Fake Hiring Challenge for Polish Developers Steals Sensitive Data via FogDoor Backdoor 

• Hackers leverage a fake coding test called "FizzBuzz" to lure victims into downloading a malicious ISO file.
• The campaign deploys the persistent FogDoor backdoor used for data theft and remote command execution.
• While the dissemination method is unknown, it is believed the threat actor uses professional platforms and forums.

Cybercriminals use fake hiring challenges to infiltrate target systems and extract sensitive information, likely via job platforms like LinkedIn or regional developer forums. A GitHub repository masquerades as a legitimate coding test, specifically targeting Polish-speaking developers. 

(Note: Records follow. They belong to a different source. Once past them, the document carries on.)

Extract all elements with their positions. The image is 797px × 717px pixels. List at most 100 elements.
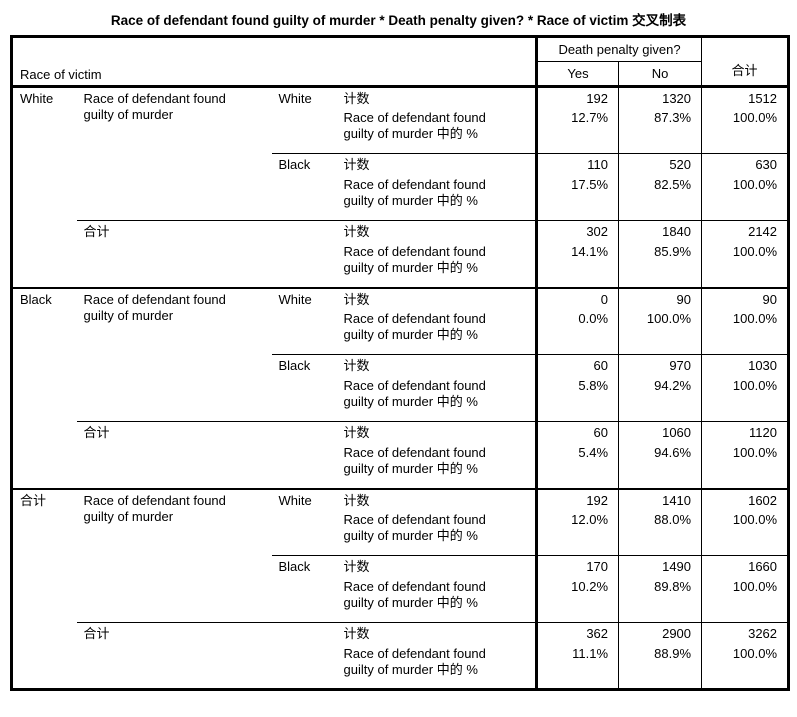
percent-yes-cell: 17.5% [535,175,619,221]
percent-no-cell: 88.9% [618,644,702,690]
table-row: 合计 计数 302 1840 2142 [12,220,789,288]
percent-stat-label: Race of defendant found guilty of murder… [337,310,537,355]
count-stat-label: 计数 [336,85,537,109]
percent-stat-label: Race of defendant found guilty of murder… [337,243,537,288]
total-column-header: 合计 [701,36,789,88]
percent-stat-line2: guilty of murder 中的 % [343,393,478,409]
percent-stat-label: Race of defendant found guilty of murder… [337,176,537,221]
percent-no-cell: 88.0% [618,510,702,556]
table-row: Black 计数 110 520 630 [12,153,789,221]
defendant-variable-line2: guilty of murder [83,307,174,323]
percent-total-cell: 100.0% [701,309,789,355]
percent-total-cell: 100.0% [701,242,789,288]
percent-no-cell: 89.8% [618,577,702,623]
defendant-variable-label: Race of defendant found guilty of murder [76,487,272,623]
percent-yes-cell: 14.1% [535,242,619,288]
count-yes-cell: 60 [535,354,619,377]
table-row: 合计 Race of defendant found guilty of mur… [11,487,789,690]
defendant-category-label: White [271,286,337,355]
percent-stat-label: Race of defendant found guilty of murder… [337,377,537,422]
percent-stat-line2: guilty of murder 中的 % [343,259,478,275]
percent-no-cell: 82.5% [618,175,702,221]
percent-stat-line1: Race of defendant found [343,176,486,192]
victim-label: White [11,85,77,288]
table-row: Race of defendant found guilty of murder… [12,443,789,489]
count-no-cell: 970 [618,354,702,377]
count-total-cell: 1030 [701,354,789,377]
table-row: Race of defendant found guilty of murder… [12,242,789,288]
percent-total-cell: 100.0% [701,443,789,489]
victim-label: 合计 [11,487,77,690]
column-dimension-header: Death penalty given? [535,36,702,62]
defendant-category-label: White [271,487,337,556]
percent-stat-line1: Race of defendant found [343,511,486,527]
column-header-yes: Yes [535,61,619,88]
table-row: Race of defendant found guilty of murder… [12,577,789,623]
defendant-variable-label: Race of defendant found guilty of murder [76,85,272,221]
defendant-variable-line1: Race of defendant found [83,291,226,307]
count-stat-label: 计数 [336,286,537,310]
percent-stat-line1: Race of defendant found [343,310,486,326]
section-total-label: 合计 [76,622,337,690]
count-no-cell: 2900 [618,622,702,645]
percent-stat-line1: Race of defendant found [343,243,486,259]
count-yes-cell: 110 [535,153,619,176]
table-row: Race of defendant found guilty of murder… [12,309,789,355]
count-stat-label: 计数 [336,487,537,511]
percent-stat-line2: guilty of murder 中的 % [343,527,478,543]
percent-stat-line1: Race of defendant found [343,444,486,460]
percent-stat-line1: Race of defendant found [343,578,486,594]
table-row: Race of defendant found guilty of murder… [12,376,789,422]
percent-total-cell: 100.0% [701,577,789,623]
count-yes-cell: 60 [535,421,619,444]
defendant-variable-label: Race of defendant found guilty of murder [76,286,272,422]
percent-stat-label: Race of defendant found guilty of murder… [337,109,537,154]
column-header-no: No [618,61,702,88]
percent-stat-line2: guilty of murder 中的 % [343,594,478,610]
defendant-variable-line2: guilty of murder [83,107,174,122]
percent-stat-label: Race of defendant found guilty of murder… [337,578,537,623]
count-yes-cell: 192 [535,487,619,511]
percent-total-cell: 100.0% [701,108,789,154]
table-row: Race of defendant found guilty of murder… [12,510,789,556]
percent-total-cell: 100.0% [701,376,789,422]
percent-stat-line2: guilty of murder 中的 % [343,460,478,476]
count-no-cell: 1320 [618,85,702,109]
defendant-category-label: Black [271,555,337,623]
count-total-cell: 90 [701,286,789,310]
percent-yes-cell: 5.8% [535,376,619,422]
defendant-category-label: Black [271,354,337,422]
table-row: 合计 计数 362 2900 3262 [12,622,789,690]
percent-stat-line2: guilty of murder 中的 % [343,661,478,677]
table-title: Race of defendant found guilty of murder… [110,13,687,28]
count-no-cell: 1840 [618,220,702,243]
table-row: Black 计数 170 1490 1660 [12,555,789,623]
percent-total-cell: 100.0% [701,644,789,690]
percent-total-cell: 100.0% [701,175,789,221]
count-total-cell: 2142 [701,220,789,243]
count-no-cell: 90 [618,286,702,310]
percent-stat-line1: Race of defendant found [343,645,486,661]
section-total-label: 合计 [76,220,337,288]
percent-stat-line1: Race of defendant found [343,109,486,125]
table-row: 合计 计数 60 1060 1120 [12,421,789,489]
count-total-cell: 630 [701,153,789,176]
percent-yes-cell: 10.2% [535,577,619,623]
percent-total-cell: 100.0% [701,510,789,556]
count-yes-cell: 362 [535,622,619,645]
row-dimension-label: Race of victim [11,36,537,88]
percent-stat-label: Race of defendant found guilty of murder… [337,444,537,489]
percent-no-cell: 94.2% [618,376,702,422]
percent-no-cell: 100.0% [618,309,702,355]
percent-stat-line2: guilty of murder 中的 % [343,125,478,141]
count-yes-cell: 192 [535,85,619,109]
victim-label: Black [11,286,77,489]
percent-yes-cell: 5.4% [535,443,619,489]
header-row-2: Yes No [12,61,789,88]
count-total-cell: 1120 [701,421,789,444]
percent-stat-line2: guilty of murder 中的 % [343,192,478,208]
defendant-variable-line1: Race of defendant found [83,492,226,508]
table-row: White Race of defendant found guilty of … [11,85,789,288]
percent-no-cell: 87.3% [618,108,702,154]
count-no-cell: 1410 [618,487,702,511]
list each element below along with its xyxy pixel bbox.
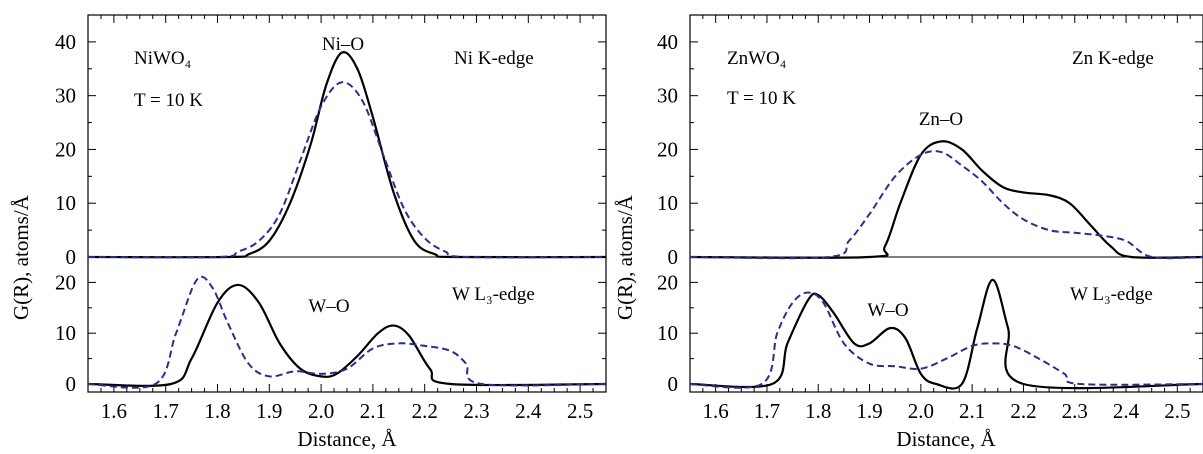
y-tick-label: 40 — [657, 30, 678, 54]
bottom-dashed-curve — [87, 275, 607, 389]
y-axis-label: G(R), atoms/Å — [613, 194, 637, 320]
y-tick-label: 20 — [55, 137, 76, 161]
edge-label-bottom: W L₃-edge — [1070, 284, 1153, 305]
x-tick-label: 2.1 — [360, 399, 386, 423]
x-tick-label: 1.8 — [204, 399, 230, 423]
tick-labels: 1.6 1.7 1.8 1.9 2.0 2.1 2.2 2.3 2.4 2.5 0 10 20 30 40 0… — [657, 30, 1190, 423]
x-tick-label: 1.8 — [805, 399, 831, 423]
bond-label-top: Zn–O — [919, 109, 963, 130]
plot-frame — [87, 14, 607, 393]
x-tick-label: 2.0 — [308, 399, 334, 423]
y-tick-label: 30 — [55, 84, 76, 108]
y-tick-label: 0 — [66, 372, 77, 396]
x-tick-label: 1.7 — [754, 399, 780, 423]
bond-label-bottom: W–O — [867, 300, 908, 321]
temperature-label: T = 10 K — [134, 90, 203, 111]
y-tick-label: 20 — [657, 137, 678, 161]
x-tick-label: 2.4 — [1113, 399, 1140, 423]
x-tick-label: 1.6 — [101, 399, 127, 423]
data-curves — [689, 140, 1203, 390]
top-dashed-curve — [87, 81, 607, 259]
edge-label-top: Zn K-edge — [1072, 48, 1154, 69]
sample-label: ZnWO₄ — [727, 48, 786, 69]
x-tick-label: 2.5 — [567, 399, 593, 423]
y-tick-label: 10 — [55, 191, 76, 215]
y-tick-label: 20 — [55, 270, 76, 294]
tick-marks — [689, 14, 1203, 392]
x-axis-label: Distance, Å — [896, 427, 996, 451]
bottom-dashed-curve — [689, 291, 1203, 389]
bottom-solid-curve — [689, 278, 1203, 390]
top-solid-curve — [689, 140, 1203, 259]
sample-label: NiWO₄ — [134, 48, 191, 69]
y-tick-label: 20 — [657, 270, 678, 294]
edge-label-bottom: W L₃-edge — [452, 284, 535, 305]
y-tick-label: 40 — [55, 30, 76, 54]
y-tick-label: 0 — [668, 372, 679, 396]
y-tick-label: 10 — [55, 321, 76, 345]
x-axis-label: Distance, Å — [297, 427, 397, 451]
x-tick-label: 2.2 — [1010, 399, 1036, 423]
x-tick-label: 1.6 — [703, 399, 729, 423]
x-tick-label: 2.5 — [1164, 399, 1190, 423]
y-axis-label: G(R), atoms/Å — [9, 194, 33, 320]
top-dashed-curve — [689, 150, 1203, 260]
tick-labels: 1.6 1.7 1.8 1.9 2.0 2.1 2.2 2.3 2.4 2.5 0 10 20 30 40 0… — [55, 30, 593, 423]
x-tick-label: 2.3 — [1062, 399, 1088, 423]
bond-label-top: Ni–O — [322, 34, 364, 55]
y-tick-label: 10 — [657, 191, 678, 215]
x-tick-label: 2.0 — [908, 399, 934, 423]
y-tick-label: 0 — [668, 245, 679, 269]
plot-frame — [689, 14, 1203, 393]
chart-panel-niwo4: 1.6 1.7 1.8 1.9 2.0 2.1 2.2 2.3 2.4 2.5 0 10 20 30 40 0… — [9, 14, 607, 451]
bottom-solid-curve — [87, 283, 607, 387]
x-tick-label: 2.4 — [515, 399, 542, 423]
chart-panel-znwo4: 1.6 1.7 1.8 1.9 2.0 2.1 2.2 2.3 2.4 2.5 0 10 20 30 40 0… — [613, 14, 1203, 451]
tick-marks — [87, 14, 607, 392]
x-tick-label: 1.9 — [856, 399, 882, 423]
y-tick-label: 10 — [657, 321, 678, 345]
temperature-label: T = 10 K — [727, 88, 796, 109]
edge-label-top: Ni K-edge — [454, 48, 534, 69]
y-tick-label: 0 — [66, 245, 77, 269]
y-tick-label: 30 — [657, 84, 678, 108]
x-tick-label: 1.9 — [256, 399, 282, 423]
x-tick-label: 2.3 — [463, 399, 489, 423]
bond-label-bottom: W–O — [308, 296, 349, 317]
x-tick-label: 2.1 — [959, 399, 985, 423]
data-curves — [87, 51, 607, 389]
top-solid-curve — [87, 51, 607, 259]
x-tick-label: 1.7 — [153, 399, 179, 423]
x-tick-label: 2.2 — [412, 399, 438, 423]
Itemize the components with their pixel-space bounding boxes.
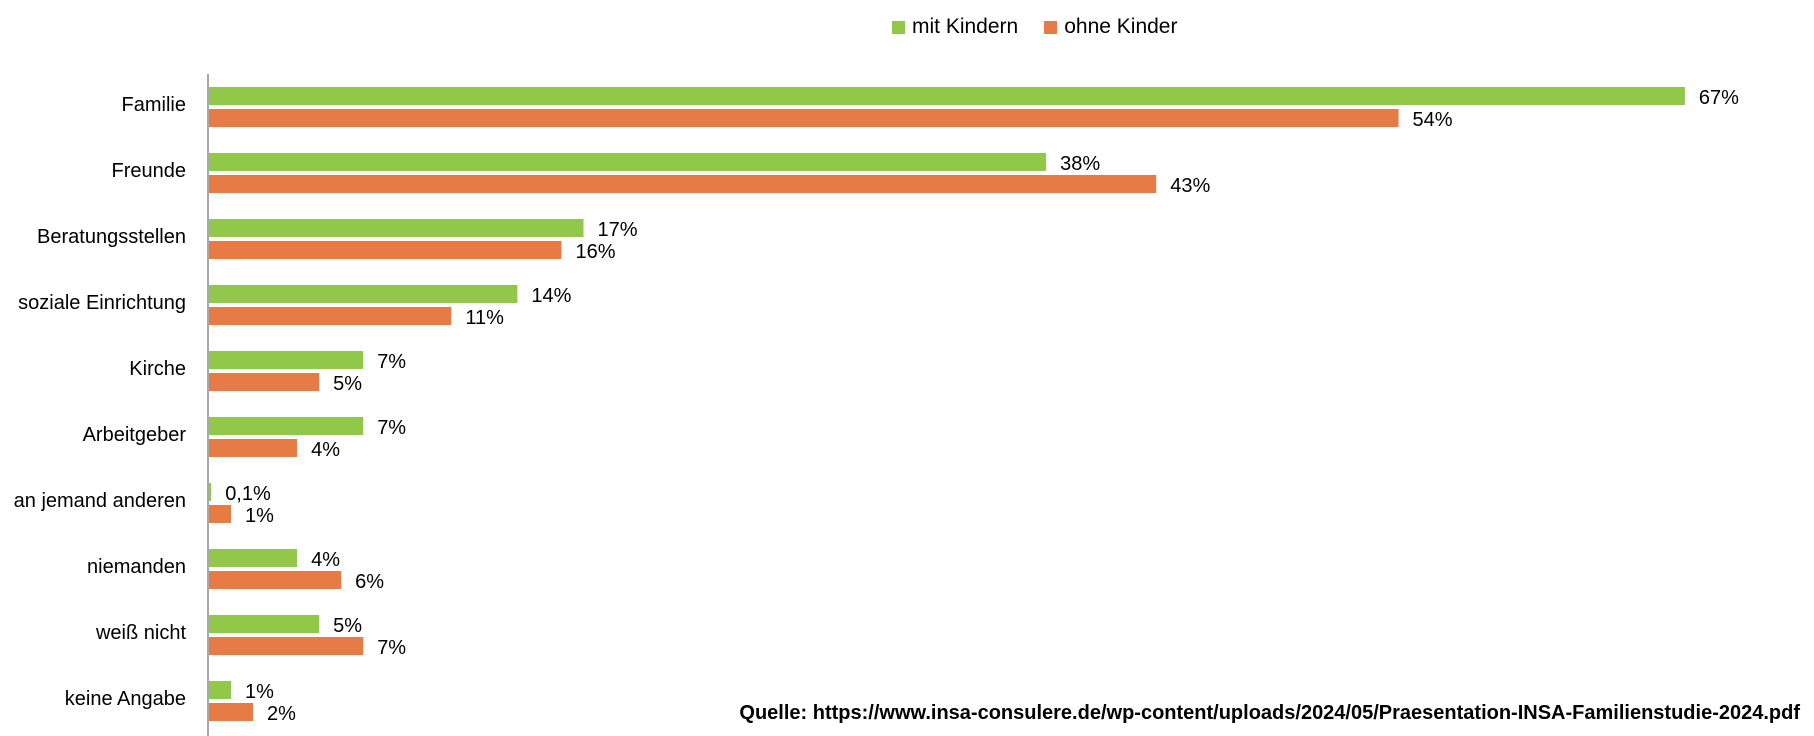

Cyble's Research and Intelligence Labs (CRIL) identified this alarming campaign that employs a fake coding test called "FizzBuzz" to lure victims. Once developers download the provided ISO file, it contains a JavaScript exercise and a malicious shortcut file labeled “README.lnk.” 

Executing the shortcut triggers a PowerShell script that downloads and installs "FogDoor," a stealthy backdoor designed for persistence, data theft, and remote command execution.  

Unlike traditional malware operations that depend on command-and-control (C2) servers, FogDoor uniquely uses a Dead Drop Resolver (DDR) technique, utilizing social media profiles as its C2 infrastructure. This approach makes detection and takedown efforts more challenging to execute.  

The malware also employs geofencing technology to restrict execution to specific regions, currently targeting victims in Poland. Once active, FogDoor systematically retrieves and exfiltrates browser cookies, Wi-Fi credentials, and system data from infected machines.  

Upon execution, the PowerShell script opens a decoy "README.txt" file designed to appear harmless while the backdoor is installed. 

Then, it downloads an executable file saved as “SkyWatchWeather.exe” in the victim’s public downloads folder and sets up a scheduled task named “Weather Widget,” configured to execute the backdoor every two minutes indefinitely.

FogDoor communicates with a temporary webhook service and monitors a social media platform for commands, reinforcing its evasion techniques by leveraging unconventional C2 channels.